Ele também foi pioneiro em outra trinca: a de campeões mundiais como jogadores que voltaram a vencer uma Copa como técnico. O alemão Franz Beckenbauer (que, por coincidência, morreu nesta segunda-feira) e o francês Didier Deschamps completam a lista.

Foi em 1970 que Zagallo alcançou o feito. Em março daquele ano, a menos de três meses do Mundial, o regime militar obrigou a CBD (Confederação Brasileira de Desportos) a demitir João Saldanha do comando da Seleção. Zagallo herdou o embalado “time de feras” de seu antecessor, mas fez alterações relevantes na escalação.

Foi mérito seu, por exemplo, ter unido cinco camisas 10 na equipe titular – Jairzinho (Botafogo), Gérson (São Paulo), Tostão (Cruzeiro), Pelé (Santos) e Rivellino (Corinthians). Na zaga, Brito e Piazza substituíram Djalma Dias e Joel. O jovem volante Clodoaldo, de 20 anos, ganhou uma vaga entre os titulares. Com as mudanças, o esquema tático mudou do 4-2-4 nas Eliminatórias para o 4-3-3 na Copa.

A atuação do Brasil da Copa de 1970, no México, é considerada a quintessência do futebol arte. Primeiro selecionado a vencer seis jogos seguidos num mesmo Mundial, a equipe superou todos os adversários, marcou 19 gols em seis jogos e aplicou na final uma contundente goleada contra a Itália, então campeã da Eurocopa. Na primeira Copa a ser transmitida em cores na TV, o título garantiu o tricampeonato da Seleção Brasileira e a conquista em definitivo da Taça Jules Rimet.

Os outros Mundiais

Zagallo levou o Brasil novamente à semifinal da edição seguinte, o Mundial-1974, na Alemanha. A Seleção mantinha alguns craques do tri, mas estava sem Pelé e Tostão, artilheiros da geração anterior. Em sete jogos, o ataque brasileiro fez apenas seis gols e terminou a Copa em quarto lugar.

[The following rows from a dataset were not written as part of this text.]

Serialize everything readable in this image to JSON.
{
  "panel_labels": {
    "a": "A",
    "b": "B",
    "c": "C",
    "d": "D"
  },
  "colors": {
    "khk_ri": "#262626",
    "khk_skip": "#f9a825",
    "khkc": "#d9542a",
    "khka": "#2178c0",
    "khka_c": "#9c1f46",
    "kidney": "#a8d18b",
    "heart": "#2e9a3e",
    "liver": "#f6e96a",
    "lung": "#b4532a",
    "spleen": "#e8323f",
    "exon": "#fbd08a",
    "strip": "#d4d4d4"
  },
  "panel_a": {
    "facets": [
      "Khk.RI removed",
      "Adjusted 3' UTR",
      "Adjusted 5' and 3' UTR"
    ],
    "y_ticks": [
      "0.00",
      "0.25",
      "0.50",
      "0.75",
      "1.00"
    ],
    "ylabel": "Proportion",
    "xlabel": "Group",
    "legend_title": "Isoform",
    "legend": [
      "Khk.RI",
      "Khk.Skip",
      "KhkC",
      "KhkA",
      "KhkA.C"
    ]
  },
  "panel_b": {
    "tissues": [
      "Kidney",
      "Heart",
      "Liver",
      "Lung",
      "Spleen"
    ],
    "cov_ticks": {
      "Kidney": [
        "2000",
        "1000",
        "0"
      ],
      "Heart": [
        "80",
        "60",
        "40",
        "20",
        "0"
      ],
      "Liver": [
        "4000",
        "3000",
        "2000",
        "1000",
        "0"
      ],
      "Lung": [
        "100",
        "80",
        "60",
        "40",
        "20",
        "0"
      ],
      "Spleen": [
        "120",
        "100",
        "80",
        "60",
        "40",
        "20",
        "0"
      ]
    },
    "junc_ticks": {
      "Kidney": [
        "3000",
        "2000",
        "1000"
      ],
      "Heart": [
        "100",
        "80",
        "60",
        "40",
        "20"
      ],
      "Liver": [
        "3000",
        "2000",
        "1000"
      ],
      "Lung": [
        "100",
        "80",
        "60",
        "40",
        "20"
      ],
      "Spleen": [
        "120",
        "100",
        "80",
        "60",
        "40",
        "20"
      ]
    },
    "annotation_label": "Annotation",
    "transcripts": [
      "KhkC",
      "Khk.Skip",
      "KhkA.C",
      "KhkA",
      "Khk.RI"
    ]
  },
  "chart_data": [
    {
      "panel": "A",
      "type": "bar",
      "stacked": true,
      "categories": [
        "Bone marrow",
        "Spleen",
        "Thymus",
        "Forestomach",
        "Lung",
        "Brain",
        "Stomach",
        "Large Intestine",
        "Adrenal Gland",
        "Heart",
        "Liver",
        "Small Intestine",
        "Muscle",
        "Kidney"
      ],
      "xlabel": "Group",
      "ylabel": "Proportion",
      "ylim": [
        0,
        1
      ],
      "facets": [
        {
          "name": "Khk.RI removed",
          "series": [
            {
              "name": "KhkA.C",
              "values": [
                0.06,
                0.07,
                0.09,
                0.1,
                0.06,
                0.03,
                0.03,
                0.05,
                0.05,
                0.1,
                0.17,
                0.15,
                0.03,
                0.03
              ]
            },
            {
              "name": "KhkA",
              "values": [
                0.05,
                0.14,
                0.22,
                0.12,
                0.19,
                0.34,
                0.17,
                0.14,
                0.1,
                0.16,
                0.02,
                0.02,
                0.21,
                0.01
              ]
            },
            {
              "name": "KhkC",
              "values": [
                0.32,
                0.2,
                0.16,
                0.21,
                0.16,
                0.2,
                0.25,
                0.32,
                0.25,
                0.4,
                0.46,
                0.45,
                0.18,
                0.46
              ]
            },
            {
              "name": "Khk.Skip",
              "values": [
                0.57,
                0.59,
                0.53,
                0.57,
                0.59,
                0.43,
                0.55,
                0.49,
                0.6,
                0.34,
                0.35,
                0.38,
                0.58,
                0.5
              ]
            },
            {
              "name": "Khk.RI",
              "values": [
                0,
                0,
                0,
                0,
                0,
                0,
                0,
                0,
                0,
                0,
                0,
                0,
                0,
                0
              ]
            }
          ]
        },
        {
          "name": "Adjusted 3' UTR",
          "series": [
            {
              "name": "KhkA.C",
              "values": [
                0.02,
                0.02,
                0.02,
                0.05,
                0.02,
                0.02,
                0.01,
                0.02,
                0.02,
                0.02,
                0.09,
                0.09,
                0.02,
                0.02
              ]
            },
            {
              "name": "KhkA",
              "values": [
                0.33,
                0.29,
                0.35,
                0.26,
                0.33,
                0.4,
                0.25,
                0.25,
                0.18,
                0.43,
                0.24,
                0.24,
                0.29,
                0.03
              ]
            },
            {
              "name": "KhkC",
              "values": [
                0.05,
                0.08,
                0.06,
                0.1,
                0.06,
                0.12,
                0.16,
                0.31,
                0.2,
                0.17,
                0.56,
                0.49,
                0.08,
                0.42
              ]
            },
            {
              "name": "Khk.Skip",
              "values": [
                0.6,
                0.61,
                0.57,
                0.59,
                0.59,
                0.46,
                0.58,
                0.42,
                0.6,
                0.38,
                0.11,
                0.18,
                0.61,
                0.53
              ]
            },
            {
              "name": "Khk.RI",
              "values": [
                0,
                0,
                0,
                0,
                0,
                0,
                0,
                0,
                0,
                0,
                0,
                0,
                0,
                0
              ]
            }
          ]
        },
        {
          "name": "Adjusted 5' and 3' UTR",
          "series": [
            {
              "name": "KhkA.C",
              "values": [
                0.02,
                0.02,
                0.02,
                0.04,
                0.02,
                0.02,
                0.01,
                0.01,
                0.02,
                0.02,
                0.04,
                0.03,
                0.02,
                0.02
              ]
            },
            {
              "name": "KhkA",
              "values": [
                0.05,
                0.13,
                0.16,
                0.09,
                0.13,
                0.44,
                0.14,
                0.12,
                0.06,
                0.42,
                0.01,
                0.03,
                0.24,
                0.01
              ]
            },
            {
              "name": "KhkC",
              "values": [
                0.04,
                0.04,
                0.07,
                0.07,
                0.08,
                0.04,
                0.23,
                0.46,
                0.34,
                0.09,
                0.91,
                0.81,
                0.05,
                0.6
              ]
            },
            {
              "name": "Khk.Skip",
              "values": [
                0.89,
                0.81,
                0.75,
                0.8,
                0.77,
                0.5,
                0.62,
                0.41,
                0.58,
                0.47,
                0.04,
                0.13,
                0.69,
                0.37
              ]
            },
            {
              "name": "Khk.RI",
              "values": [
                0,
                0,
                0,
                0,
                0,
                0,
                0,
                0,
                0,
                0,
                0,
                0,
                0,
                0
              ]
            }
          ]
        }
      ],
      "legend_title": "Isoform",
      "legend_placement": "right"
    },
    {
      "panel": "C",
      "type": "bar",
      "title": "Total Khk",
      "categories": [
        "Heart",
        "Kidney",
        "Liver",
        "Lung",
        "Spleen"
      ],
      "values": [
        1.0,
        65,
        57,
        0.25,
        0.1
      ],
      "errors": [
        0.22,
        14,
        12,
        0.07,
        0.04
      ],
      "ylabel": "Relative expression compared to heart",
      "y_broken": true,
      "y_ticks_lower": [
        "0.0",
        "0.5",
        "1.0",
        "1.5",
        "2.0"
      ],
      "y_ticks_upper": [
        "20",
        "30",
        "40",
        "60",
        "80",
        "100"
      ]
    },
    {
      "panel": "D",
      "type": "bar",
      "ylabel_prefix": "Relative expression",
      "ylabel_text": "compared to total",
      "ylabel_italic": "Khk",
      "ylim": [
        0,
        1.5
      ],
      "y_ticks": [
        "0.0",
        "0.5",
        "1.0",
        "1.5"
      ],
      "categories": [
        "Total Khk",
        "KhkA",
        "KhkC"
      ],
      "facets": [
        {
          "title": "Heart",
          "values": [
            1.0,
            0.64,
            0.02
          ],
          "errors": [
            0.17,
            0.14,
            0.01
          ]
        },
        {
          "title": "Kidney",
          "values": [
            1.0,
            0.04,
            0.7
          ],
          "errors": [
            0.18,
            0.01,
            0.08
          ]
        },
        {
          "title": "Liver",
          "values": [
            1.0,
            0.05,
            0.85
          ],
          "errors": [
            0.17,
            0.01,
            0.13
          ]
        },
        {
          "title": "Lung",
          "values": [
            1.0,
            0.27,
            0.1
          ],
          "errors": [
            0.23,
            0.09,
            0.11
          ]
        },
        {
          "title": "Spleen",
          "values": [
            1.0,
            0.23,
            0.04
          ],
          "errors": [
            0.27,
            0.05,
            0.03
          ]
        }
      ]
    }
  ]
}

O Velho Lobo representaria a Seleção Brasileira em mais duas Copas, sendo campeão em 1994, como coordenador técnico de Carlos Alberto Parreira, nos Estados Unidos, e vice-campeão em 1998, como treinador, na França. Apesar da presença de craques como Romário, Bebeto, Ronaldo e Rivaldo, a marca do futebol brasileiro no período é mais o pragmatismo. A década de 1990 foi a mais vitoriosa da Seleção Brasileira, mas sem brilho.

Dessa fase, Zagallo é mais lembrado pelo desabafo contra jornalistas como Juca Kfouri após a conquista da Copa América de 1997, quando olhou para a câmera, apontou o dedo e disparou: “Vocês vão ter que me engolir”. Ou pelo vibrante discurso que antecedeu a disputa de pênaltis entre Brasil e Holanda na semifinal da Copa do Mundo de 1998.

Mas o título de 1994, para todos os efeitos, fez dele o primeiro, único e único tetracampeão mundial. Em 2006, Zagallo até integrou a comissão técnica brasileira na Copa, mas nem o treinador, Parreira, parecia ter o comando de um time de craques que se portavam mais como celebridades. Nosso último timaço em Copas decepcionou.

Como a Seleção Brasileira hoje é uma piada, faltam referências atuais de jogadores que tenham compromisso com a tradicional camisa amarelinha. É irônico que essa mesma camisa tenha sido usada, em anos recentes, por gente envolvida em atos antipatrióticos e golpistas, os quais, na prática, desvirtuam o País. A família fez bem em vestir Zagallo, no caixão, com o manto que ele tanto honrou. Ali se reencontraram dois símbolos de um Brasil que tanto nos orgulhou nos campos de futebol.